As our honorable PM Imran Khan said multiple time that corona virus is not going anywhere, we have to live with this epidemic situation following SOP otherwise survival in Pakistan is much difficult as compared to developing and developed countries. If all Factories, industries, and development teams closed for certain time, Pakistan economy will goes down for sure and people will die due to hunger and unemployment. Consequently, the Pakistan Government is in full consultation with the government of China as well as Chinese companies working on the CPEC projects. In this regard, Pakistan government is taking preventive measures and providing full protection to Chinese workforce on CPEC. In addition, the Chinese workers who are returning to Pakistan have to endure double quarantine system for their safety as well as the safety of other workers too.

Contemporaneous, we must be aware of the fact that there is a force in the world that does not want to see CPEC’s success, so they indiscriminately amplify the impact of the pandemic on CPEC development. The Chinese and Pakistan government both nations agreed to continue this project and overcome difficulties caused by Covid-19 and support CPEC construction. Both governments have upheld close communication and coordination on particular issues of CPEC projects. Chinese companies have implemented closed management, and all CPEC projects have maintain prevention and control plans and implemented them very strictly, therefore effectively preventing the invasion of the novel coronavirus. As far as I know, there is no Covid-19 spread at the construction or development sites.

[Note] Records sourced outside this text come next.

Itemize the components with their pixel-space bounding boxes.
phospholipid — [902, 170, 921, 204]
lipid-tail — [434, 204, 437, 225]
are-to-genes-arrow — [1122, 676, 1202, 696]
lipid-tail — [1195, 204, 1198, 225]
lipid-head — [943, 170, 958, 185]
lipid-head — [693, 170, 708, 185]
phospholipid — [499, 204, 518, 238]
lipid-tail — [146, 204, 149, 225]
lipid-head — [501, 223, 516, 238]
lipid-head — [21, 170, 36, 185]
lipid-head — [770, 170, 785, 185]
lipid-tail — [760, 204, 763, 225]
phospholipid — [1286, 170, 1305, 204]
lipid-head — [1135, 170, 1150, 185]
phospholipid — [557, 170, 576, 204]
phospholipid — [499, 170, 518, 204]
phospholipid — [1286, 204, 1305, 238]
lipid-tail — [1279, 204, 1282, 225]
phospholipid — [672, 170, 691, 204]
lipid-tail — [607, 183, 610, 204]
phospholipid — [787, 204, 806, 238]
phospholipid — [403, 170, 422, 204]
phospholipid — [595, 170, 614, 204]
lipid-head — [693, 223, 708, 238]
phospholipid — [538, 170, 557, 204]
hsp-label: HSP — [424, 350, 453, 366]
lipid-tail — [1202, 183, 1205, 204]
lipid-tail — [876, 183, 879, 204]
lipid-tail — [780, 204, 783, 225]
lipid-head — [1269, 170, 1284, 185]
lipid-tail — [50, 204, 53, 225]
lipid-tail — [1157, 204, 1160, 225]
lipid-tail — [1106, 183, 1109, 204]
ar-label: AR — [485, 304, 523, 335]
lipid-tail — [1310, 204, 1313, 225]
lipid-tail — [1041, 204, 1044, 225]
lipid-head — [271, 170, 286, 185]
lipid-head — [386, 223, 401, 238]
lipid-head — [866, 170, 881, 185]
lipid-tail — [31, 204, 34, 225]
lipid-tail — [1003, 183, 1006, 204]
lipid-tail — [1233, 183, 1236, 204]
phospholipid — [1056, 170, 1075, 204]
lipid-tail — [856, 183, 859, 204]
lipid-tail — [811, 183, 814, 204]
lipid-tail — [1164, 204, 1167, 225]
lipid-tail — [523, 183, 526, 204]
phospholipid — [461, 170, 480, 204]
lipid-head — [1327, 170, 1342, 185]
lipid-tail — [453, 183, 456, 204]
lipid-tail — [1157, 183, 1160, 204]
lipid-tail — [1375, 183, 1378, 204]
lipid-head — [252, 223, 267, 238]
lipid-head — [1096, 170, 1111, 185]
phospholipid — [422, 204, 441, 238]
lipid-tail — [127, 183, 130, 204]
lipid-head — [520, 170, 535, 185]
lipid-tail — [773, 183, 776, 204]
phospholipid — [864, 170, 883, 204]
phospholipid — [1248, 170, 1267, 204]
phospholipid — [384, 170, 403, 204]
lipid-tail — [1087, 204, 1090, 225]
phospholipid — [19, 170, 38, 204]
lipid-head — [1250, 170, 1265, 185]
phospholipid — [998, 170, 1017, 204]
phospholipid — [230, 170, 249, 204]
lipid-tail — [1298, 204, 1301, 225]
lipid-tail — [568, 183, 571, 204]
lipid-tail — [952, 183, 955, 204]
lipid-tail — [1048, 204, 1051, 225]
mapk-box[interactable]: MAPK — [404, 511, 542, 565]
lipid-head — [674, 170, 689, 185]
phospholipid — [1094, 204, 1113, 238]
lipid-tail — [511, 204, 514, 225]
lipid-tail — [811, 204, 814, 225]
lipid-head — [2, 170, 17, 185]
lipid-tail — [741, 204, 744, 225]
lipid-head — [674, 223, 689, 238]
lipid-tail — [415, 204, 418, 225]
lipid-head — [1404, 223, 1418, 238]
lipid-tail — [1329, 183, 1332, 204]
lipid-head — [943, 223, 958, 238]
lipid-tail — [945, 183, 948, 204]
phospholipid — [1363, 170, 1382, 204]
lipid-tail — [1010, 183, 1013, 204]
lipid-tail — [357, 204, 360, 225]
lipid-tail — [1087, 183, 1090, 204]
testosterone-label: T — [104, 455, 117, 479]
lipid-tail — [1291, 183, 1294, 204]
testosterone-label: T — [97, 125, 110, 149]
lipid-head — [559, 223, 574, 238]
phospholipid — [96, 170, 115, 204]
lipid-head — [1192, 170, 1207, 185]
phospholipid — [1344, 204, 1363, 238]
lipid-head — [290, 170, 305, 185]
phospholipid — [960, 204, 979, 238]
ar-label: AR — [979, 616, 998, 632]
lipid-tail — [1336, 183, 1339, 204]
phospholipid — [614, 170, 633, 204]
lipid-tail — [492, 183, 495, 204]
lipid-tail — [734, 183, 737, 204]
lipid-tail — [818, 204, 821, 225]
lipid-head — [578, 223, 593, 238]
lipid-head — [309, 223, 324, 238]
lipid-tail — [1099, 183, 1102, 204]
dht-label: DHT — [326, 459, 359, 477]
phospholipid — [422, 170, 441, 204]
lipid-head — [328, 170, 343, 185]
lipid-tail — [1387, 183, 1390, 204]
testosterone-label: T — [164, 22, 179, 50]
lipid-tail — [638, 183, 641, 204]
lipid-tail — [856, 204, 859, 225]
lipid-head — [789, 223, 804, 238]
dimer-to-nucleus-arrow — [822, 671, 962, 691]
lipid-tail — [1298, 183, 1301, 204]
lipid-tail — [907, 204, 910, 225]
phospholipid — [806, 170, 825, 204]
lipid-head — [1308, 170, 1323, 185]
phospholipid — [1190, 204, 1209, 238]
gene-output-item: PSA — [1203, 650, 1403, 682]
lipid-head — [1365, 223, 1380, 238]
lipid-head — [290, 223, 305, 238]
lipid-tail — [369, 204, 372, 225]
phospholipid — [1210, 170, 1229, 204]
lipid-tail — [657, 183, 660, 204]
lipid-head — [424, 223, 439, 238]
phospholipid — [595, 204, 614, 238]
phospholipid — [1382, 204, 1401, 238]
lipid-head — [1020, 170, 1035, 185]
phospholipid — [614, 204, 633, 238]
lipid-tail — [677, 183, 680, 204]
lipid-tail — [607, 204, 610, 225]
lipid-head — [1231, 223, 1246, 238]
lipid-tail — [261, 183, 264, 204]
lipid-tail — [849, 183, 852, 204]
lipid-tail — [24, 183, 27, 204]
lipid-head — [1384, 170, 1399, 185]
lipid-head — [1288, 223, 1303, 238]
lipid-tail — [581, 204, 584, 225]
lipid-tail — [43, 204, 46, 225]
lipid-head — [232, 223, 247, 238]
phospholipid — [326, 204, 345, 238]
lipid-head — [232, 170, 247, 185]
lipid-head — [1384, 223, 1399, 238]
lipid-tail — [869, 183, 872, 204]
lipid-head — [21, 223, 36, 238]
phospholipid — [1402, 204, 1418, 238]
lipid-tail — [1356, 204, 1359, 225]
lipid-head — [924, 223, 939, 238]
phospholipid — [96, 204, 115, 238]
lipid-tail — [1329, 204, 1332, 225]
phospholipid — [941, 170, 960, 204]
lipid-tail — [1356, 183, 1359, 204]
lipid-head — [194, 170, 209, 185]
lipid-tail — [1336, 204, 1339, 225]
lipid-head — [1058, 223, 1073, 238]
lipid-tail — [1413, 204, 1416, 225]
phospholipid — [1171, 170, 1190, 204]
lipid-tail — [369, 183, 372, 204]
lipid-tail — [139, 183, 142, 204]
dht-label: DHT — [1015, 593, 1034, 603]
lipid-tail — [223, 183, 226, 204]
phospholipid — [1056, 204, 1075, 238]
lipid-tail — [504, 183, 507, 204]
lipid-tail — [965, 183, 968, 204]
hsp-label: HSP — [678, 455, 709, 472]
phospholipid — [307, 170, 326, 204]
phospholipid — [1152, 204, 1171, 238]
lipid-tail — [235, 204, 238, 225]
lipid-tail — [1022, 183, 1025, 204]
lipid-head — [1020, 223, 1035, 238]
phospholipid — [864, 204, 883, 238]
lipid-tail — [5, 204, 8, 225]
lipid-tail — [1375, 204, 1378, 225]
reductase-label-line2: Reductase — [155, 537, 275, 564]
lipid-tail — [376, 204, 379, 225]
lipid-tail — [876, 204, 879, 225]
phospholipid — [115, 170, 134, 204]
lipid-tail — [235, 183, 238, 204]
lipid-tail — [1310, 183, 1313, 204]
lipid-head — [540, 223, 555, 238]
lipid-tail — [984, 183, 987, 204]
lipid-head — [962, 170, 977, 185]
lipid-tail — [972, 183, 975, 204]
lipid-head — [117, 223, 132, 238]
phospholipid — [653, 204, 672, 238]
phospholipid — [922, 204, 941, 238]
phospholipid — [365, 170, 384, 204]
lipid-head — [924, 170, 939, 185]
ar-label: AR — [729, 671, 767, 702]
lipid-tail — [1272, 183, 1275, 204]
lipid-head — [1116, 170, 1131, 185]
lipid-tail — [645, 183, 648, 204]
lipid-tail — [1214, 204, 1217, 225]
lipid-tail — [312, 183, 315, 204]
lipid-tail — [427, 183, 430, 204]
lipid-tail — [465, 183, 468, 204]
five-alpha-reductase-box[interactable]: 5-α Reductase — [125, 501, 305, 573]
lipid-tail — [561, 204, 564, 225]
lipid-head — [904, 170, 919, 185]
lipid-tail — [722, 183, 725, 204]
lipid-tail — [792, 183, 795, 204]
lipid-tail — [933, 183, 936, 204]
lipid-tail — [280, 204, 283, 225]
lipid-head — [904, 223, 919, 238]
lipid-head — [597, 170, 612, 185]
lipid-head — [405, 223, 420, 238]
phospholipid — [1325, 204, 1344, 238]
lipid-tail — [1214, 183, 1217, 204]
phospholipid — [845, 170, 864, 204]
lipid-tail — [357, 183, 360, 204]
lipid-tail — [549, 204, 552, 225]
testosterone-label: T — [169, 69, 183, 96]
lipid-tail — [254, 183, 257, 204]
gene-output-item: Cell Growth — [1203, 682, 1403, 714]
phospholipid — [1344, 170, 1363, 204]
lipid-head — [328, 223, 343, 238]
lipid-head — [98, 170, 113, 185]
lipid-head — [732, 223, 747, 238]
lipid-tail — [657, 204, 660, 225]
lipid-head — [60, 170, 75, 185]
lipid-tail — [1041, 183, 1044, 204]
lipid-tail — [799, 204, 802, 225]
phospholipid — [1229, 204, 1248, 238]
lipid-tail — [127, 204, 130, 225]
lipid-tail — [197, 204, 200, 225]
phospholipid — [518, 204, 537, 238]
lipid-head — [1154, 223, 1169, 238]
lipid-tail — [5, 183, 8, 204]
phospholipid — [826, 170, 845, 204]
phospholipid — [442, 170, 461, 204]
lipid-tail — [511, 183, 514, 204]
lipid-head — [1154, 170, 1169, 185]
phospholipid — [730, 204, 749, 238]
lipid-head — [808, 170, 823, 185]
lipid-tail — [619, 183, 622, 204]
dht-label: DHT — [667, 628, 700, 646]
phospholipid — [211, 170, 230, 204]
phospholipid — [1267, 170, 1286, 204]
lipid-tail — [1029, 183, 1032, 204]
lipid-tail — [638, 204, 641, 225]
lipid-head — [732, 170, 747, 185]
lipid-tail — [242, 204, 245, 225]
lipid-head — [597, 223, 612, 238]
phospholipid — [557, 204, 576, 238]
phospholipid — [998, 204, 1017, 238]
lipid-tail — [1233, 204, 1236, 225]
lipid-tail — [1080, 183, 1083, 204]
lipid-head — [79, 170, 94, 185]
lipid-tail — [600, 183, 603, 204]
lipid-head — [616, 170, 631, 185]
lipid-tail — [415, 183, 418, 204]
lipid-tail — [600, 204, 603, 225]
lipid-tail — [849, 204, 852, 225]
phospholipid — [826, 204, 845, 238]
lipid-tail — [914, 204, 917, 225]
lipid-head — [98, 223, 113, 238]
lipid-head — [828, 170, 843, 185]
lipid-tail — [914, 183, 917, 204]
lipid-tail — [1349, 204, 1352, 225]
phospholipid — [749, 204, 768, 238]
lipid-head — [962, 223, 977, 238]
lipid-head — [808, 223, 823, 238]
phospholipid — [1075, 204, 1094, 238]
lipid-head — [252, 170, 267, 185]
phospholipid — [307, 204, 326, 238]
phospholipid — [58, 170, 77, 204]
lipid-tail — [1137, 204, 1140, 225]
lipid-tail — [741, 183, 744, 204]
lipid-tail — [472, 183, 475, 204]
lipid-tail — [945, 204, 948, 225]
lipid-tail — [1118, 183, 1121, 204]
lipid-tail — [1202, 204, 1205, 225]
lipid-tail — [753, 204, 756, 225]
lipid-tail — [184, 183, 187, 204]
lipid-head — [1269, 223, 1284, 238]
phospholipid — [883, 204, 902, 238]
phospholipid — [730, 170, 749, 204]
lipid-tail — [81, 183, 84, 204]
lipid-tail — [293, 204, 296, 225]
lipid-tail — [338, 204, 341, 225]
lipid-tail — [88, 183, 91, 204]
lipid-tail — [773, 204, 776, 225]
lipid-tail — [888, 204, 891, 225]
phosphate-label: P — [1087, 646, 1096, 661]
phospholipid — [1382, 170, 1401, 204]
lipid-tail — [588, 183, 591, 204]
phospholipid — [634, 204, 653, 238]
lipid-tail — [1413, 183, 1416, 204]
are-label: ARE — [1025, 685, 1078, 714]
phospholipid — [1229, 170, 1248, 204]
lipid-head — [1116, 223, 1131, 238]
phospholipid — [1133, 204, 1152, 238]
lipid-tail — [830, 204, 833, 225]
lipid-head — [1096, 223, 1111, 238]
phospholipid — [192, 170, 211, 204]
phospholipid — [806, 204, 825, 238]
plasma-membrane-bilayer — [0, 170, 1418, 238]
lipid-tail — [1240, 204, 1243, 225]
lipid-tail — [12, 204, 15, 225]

In addition, the Chinese companies contributing in the construction of CPEC projects are also actively making assistances to the prevention and control of the pandemic in several locations in Pakistan, donating material to local government’s offices, schools, and hospitals. When the world suffering from corona virus, china was there for supplying material and help to various nations in the form of medical equipment, protection accessories and medical supplies. It’s a bit challenging circumstances in China in pandemic situation but china prove his kindness in front of other nations that increased the trust of countries in China.

It is still unclear situation when local and global economic activities become stable, which also creates uncertainty about the feasibility of these projects. In the same way, other cross-border corridors and the Silk Road Belt and Road Initiative (BRI) are also facing delays and cancellations. Despite difficult circumstances, the Chinese are promoting BRI, gradually resuming development work and building the health Silk Road. Beijing China is much confident that BRI will lead the global economic recovery after resolving the crisis.

The most common broader issue nowadays is whether the planned BRI projects can be delay in the current economic environment. For instance, it was recently stated that nearly seven to eight years after the creation of CPEC, less than one-third of the development projects had been completed. Since sustainability of financing for BRI projects is already a challenge, and Chinese capital projected to be organized to meet the basic and domestic needs, the pandemic and the resulting slowdown in economic growth will be even more delayed and could even be a death sentence for Some Belt and road Initiative projects as well as CPEC.